Online retailer of underwear

Freshpair is an American online retailer of men’s underwear and women's intimate apparel headquartered in Fairfield, New Jersey.

==History==
Freshpair was founded in 2000 out of a one-bedroom apartment and moved into its New York office in 2004.

==National Underwear Day==
In an effort to promote underwear, Freshpair founded National Underwear Day on August 5, 2003. Employing underwear models, it advertised the event in heavily congested areas of New York, including Times Square, City Hall, and the New York Stock Exchange. Following a 2012 company rebrand, Freshpair promoted National Underwear Day by launching a pop-up shop near Columbus Circle. In 2013, Freshpair advertised the event in Times Square by attempting to break the Guinness World Record for largest gathering of people in their underwear.

==Partnership==
Freshpair participates in the annual Underwear Run in Manhattan, sponsored by Aquaphor. In 2012, a record-breaking 500 people participated in the Underwear Run's "Celebrate America" theme.

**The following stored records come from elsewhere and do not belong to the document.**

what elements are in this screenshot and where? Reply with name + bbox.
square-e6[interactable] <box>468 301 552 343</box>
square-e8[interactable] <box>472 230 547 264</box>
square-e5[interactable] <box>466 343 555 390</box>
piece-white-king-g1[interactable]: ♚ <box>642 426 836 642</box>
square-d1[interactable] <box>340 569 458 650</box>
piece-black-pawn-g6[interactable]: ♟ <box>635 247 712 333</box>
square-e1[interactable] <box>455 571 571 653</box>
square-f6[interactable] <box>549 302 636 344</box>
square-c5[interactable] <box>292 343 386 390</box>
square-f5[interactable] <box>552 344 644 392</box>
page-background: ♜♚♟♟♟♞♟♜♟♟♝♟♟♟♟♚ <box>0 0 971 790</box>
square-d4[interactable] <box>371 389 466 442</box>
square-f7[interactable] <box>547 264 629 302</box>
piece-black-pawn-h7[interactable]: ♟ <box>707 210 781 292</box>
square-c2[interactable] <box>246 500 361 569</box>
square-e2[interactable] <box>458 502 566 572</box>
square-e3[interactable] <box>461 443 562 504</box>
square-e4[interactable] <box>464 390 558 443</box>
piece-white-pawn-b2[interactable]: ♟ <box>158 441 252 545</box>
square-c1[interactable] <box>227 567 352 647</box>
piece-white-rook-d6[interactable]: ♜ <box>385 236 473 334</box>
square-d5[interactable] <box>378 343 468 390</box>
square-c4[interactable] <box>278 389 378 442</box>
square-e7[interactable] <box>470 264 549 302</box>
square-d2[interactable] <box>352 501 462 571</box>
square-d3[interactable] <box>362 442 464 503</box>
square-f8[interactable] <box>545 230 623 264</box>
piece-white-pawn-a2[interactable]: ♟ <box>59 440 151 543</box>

In 2013, Freshpair partnered with soccer player Cristiano Ronaldo to launch his underwear collection CR7. Ronaldo collaborated with designer Richard Chai and Scandinavia manufacturer JBS for each line.

== Recognition ==
- 2009: Freshpair received the Responsys Lead Forum Award.
- 2010: Freshpair received the CJYou award for Innovator of the Year.
- 2011, 2012: made the Hot 100 list by Internet Retailer.
- 2012: Freshpair received the PivotLink Excellence Award in Marketing Optimization.